11 replies to this post
  1. I switch between the IW and the DR every few monthes.

    Honestly, the IW is probably the best choice, though after you main on a server for a while people start to get really paranoid when you join and you have to resort for the old second life instead.

    Remember – the DR is most effective as a safety net and it’s pretty weak when it comes to actual stealth. (It’s also very helpful to decloak right before you step on an ammo pack with it, so you can recharge faster).

  2. I prefer the DR and friendly disguises. I also love it when the server is all talk and I hear the paranoia. Good Stuff. It is possible to play aggressive with the C&D but you have to truly exploit friend disguises and enemy Disguises as well, and only cloak when the enemy can see you. Just consider all the times you’ve moved around the enemy without cloak and play the CD that way. Use darkness, and the “map flair” to your advantage. Great article.

  3. *pokes Wing*

    (You know what I mean.)

    Some very good points were made here and I can’t honestly say I disagree with any of them. Right down to “Dying for real leaves the enemy looking for you anyway.” I think the Kunai will work in the DR’s favor once people get used to it, as easy deaths can be attributed to its low base HP.

  4. Personally, I find the best watches are the IW and DR, finding myeself switching between them often (I love the Dead ringer with the Saharan Spy set, Silent uncloak really is nice there..)
    However, I almost always use the C&D for the badlands map, reasons being their isn’t an awful lot of ammo and it’s probably the easiest map to ninja cap with (For extra luls, cap while disguised as a friendly engineer. Seriously)

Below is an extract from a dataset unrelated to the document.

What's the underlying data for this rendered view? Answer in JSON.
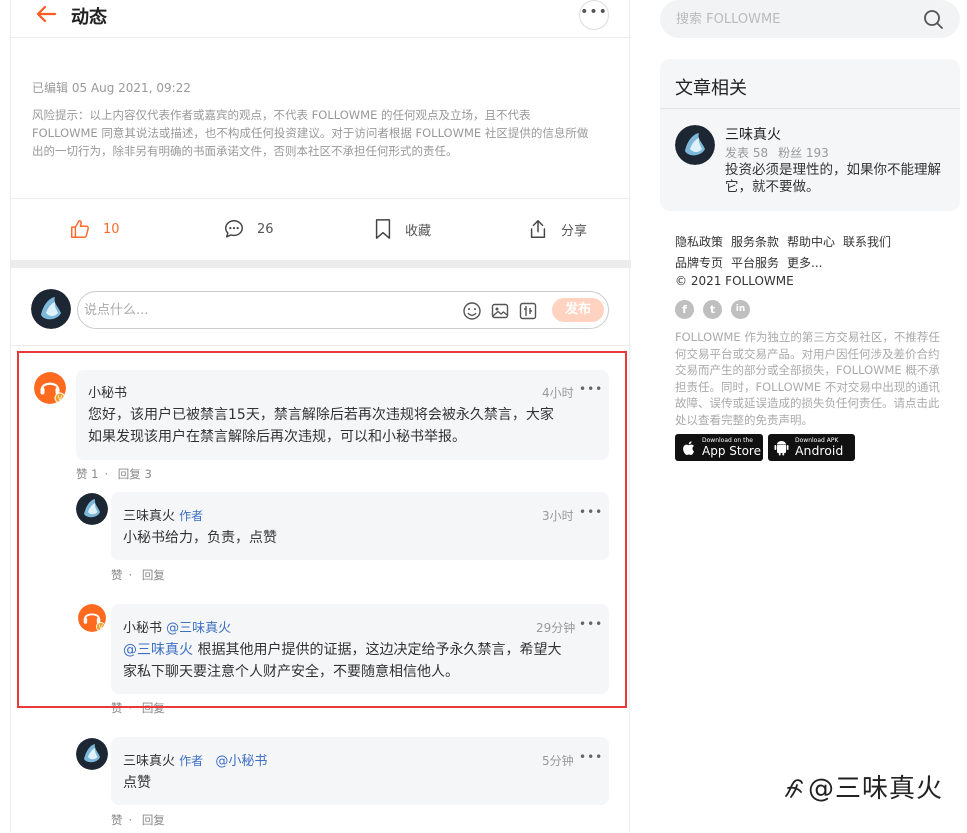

  5. Personally, My two favourite watches are the IW and DR, Dead ringer especially when using the Saharan Spy set (Silent uncloak with no other downsides with the dead ringer? Why, thank you VERY much!)
    However, I always use C&D on Badlands, for some reason I find that their isn’t an awful lot of ammo for the IW on it, and C&D works wonders for a ninja cap on the last point. (For extra lulz, add in friendly engie disguise.)

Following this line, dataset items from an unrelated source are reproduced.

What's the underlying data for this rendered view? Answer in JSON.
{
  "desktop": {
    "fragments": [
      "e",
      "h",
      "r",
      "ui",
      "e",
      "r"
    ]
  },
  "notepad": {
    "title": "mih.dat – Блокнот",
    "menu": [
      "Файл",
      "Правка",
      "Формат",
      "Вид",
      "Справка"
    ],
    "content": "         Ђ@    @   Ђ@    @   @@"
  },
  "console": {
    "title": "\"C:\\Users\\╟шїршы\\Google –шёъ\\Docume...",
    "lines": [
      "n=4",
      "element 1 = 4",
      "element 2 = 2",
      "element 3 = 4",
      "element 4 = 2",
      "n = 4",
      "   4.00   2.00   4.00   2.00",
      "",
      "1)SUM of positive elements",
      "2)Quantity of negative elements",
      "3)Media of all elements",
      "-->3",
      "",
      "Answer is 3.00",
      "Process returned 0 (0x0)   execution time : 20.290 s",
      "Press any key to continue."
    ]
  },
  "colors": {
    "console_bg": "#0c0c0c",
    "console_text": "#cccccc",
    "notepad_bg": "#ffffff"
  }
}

  6. Awesome post. Nodded in agreement throughout the whole read.

    As a dedicated user, I should say you nailed the DR, in particular. People tend to have very black and white opinions on the feller; it’s either an “easymode noob watch” or “The Watch.” Iit’s refreshing to see criticisms of lame point-inflated usage (ammo to cart looping trial-and-error spies) alongside acknowledgement of the fact that it can be used to greater effect with finesse. On an entirely unrelated note, flattered by the vid link :}

    Very fair assessment of the much-maligned C&D, too.

  7. Look at that! Stabby Stabby (the post above this one) is a very famous spy and one of the best if not the best competitive spy in TF2!
    Anyways, great article I very much agree with basically everything said. My favorite sets are Saharan spy set and the revolver kunai IW set.